Sekbst zu Andre Fabre, der in Chantilly vor allem Monsun-Nachkommen betreut und zu weltweit beachteten Höchstleistungen führte und führt, kam schon hier zu Besuch. Ihn kennt Jens Hirschberger schon von früher. „Vor zehn Jahren, als ich mich etwas in der Turf-Welt umgeguckt habe, habe ich mich bei ihm am Stall beworben. Ich hätte auch dort die Boxen ausgemistet. Fünfzehn Minuten dauerte unser Gespräch, aber ich wurde damals abgelehnt.“
Zahlreiche Lehrmeister hatte er in seiner beruflichen Laufbahn (lesen Sie auch unseren Kasten „Zur Person“), aber einen Coach lobt Jens Hirschberger, der als Sohn des Leipziger Trainers Peter Hirschberger den Job schon in die Wiege gelegt bekam und als Jockey 88 Rennen gewann, ganz besonders. „Ich habe von allen gelernt, von meinem Vater, von meinem Lehrtrainer Frank Trobisch in Hoppegarten, von Heinz Jentzsch, aber im Umgang mit den Pferden habe ich am meisten von Uwe Ostmann beigebracht bekommen. Er ist für mich der beste Trainer in Deutschland, ein Vollprofi, der für die Pferde lebt.“
Vor allem Vater Peter wird am Derby-Tag, an dem Jens Hirschberger „definitiv abends nach Hause fahren“ und im Erfolgsfalle „lieber in der nächsten Woche eine Grillparty am Stall geben“ werde, wieder mitfiebern. „Als Aviso das Mehl-Mülhens-Rennen gewann, war er gerührt. Ich beobachte seine Pferde ganz genau und er verfolgt meine Arbeit ganz genau.“
Vielleicht hat der stolze Vater ja am 1. Juli wieder Tränen in den Augen.
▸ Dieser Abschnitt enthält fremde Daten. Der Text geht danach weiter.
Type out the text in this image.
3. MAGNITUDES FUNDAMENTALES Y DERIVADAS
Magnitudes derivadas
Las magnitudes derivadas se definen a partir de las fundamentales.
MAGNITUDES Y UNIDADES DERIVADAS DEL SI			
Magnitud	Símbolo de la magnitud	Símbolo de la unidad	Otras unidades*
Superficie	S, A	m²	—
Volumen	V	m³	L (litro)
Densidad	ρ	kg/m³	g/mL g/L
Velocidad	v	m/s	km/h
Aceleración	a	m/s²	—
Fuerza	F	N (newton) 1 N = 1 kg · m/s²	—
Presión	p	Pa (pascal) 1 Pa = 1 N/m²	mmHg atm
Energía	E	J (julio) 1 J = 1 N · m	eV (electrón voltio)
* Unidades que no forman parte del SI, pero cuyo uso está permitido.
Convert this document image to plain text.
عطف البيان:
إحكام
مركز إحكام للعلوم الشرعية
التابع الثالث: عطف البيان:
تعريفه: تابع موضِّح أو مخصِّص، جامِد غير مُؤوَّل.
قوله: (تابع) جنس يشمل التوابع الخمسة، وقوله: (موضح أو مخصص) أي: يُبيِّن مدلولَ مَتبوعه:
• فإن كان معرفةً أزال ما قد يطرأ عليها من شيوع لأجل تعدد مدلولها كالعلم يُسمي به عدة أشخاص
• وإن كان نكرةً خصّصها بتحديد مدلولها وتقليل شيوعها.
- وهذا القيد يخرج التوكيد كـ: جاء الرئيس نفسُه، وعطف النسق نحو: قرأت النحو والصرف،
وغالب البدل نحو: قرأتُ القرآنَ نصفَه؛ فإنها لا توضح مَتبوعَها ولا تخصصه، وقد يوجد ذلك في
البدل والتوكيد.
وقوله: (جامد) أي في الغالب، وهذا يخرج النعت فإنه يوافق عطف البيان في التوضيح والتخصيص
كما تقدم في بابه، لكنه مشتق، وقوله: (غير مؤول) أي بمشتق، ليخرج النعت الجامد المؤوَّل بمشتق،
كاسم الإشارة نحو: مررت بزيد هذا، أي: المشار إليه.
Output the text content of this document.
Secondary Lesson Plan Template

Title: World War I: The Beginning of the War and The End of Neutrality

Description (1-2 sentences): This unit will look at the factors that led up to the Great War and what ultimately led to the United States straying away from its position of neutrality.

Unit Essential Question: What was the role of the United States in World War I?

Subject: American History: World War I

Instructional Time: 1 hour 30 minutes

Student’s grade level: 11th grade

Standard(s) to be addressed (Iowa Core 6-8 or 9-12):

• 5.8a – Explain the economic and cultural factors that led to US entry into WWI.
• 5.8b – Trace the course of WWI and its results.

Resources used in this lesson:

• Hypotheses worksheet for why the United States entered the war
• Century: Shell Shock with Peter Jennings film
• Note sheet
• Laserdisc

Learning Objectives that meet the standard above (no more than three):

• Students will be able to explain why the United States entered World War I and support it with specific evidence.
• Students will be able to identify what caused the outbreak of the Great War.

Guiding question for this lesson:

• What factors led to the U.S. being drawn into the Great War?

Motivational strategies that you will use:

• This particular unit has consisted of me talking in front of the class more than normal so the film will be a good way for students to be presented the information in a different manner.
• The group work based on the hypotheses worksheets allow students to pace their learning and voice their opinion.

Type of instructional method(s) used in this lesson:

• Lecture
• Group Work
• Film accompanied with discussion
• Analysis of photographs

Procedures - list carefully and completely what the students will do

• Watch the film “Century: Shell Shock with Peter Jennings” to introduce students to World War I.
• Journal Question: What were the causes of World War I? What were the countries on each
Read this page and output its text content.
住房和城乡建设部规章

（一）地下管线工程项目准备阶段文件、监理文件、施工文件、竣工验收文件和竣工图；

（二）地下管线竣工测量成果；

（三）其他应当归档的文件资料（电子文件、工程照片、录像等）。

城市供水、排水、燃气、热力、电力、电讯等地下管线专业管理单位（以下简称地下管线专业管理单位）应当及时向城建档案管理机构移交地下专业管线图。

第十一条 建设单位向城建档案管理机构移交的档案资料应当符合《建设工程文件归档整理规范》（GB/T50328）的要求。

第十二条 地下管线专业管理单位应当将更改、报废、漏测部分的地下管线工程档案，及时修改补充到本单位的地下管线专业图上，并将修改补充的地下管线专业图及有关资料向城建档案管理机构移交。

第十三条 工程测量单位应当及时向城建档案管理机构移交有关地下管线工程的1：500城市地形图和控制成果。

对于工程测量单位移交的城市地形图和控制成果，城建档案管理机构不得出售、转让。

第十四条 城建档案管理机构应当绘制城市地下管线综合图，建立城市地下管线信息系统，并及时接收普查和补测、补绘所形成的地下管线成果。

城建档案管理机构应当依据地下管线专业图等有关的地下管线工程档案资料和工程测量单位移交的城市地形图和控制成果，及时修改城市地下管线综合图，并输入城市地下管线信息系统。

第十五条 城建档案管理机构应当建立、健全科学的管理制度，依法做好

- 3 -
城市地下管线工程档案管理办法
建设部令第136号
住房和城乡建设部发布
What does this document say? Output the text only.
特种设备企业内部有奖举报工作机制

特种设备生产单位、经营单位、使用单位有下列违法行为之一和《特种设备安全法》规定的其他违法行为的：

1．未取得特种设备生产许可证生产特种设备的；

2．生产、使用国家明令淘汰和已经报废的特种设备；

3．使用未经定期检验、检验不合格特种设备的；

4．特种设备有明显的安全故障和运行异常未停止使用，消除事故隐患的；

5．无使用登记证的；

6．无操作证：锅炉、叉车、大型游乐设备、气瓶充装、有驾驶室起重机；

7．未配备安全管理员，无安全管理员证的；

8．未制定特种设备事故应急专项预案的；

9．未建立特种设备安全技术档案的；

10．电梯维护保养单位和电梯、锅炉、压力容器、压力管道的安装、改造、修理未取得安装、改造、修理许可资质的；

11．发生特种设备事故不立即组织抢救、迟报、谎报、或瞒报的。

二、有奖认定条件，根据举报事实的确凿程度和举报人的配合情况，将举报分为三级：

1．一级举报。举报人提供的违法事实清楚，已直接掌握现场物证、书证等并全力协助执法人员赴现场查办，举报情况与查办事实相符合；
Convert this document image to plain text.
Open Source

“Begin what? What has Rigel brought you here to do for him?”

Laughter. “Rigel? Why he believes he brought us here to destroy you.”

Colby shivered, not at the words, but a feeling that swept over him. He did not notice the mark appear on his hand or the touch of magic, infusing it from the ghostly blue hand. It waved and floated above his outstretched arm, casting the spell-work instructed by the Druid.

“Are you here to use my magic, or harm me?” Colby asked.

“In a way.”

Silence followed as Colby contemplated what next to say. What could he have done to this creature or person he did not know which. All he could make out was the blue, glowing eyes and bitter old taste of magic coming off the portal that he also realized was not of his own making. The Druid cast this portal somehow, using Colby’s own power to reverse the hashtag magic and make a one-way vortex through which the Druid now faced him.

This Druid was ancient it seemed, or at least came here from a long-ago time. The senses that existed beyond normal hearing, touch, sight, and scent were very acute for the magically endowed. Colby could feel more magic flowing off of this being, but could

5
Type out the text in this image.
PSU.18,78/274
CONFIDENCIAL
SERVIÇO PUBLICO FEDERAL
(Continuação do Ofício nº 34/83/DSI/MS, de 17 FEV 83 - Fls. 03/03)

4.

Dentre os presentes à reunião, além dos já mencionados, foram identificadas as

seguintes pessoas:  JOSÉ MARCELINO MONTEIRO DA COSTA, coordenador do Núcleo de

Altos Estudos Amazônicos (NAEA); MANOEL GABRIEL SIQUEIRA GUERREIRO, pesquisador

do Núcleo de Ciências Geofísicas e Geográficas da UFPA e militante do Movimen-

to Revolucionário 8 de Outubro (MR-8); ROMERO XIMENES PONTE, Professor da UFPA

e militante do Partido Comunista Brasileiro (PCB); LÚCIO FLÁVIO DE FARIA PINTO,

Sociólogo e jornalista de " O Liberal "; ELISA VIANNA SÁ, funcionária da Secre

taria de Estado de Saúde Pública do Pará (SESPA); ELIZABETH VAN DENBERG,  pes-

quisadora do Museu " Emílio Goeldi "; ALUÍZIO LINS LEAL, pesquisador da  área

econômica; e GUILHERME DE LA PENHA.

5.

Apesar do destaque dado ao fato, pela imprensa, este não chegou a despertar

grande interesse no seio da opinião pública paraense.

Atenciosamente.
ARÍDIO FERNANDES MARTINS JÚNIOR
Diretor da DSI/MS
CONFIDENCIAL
Wenn sein Sohn das BMW 138. Deutsche Derby gewinnt. Dann hätte sich auch der ganze Stress im Vorfeld ausgezahlt. Und es wäre kein ruhiger, sondern ein ganz sonniger Sommertag. Für Jens Hirschberger. Aber auch für das Gestüt Schlenderhan, die Voreige-Adresse in Deutschland.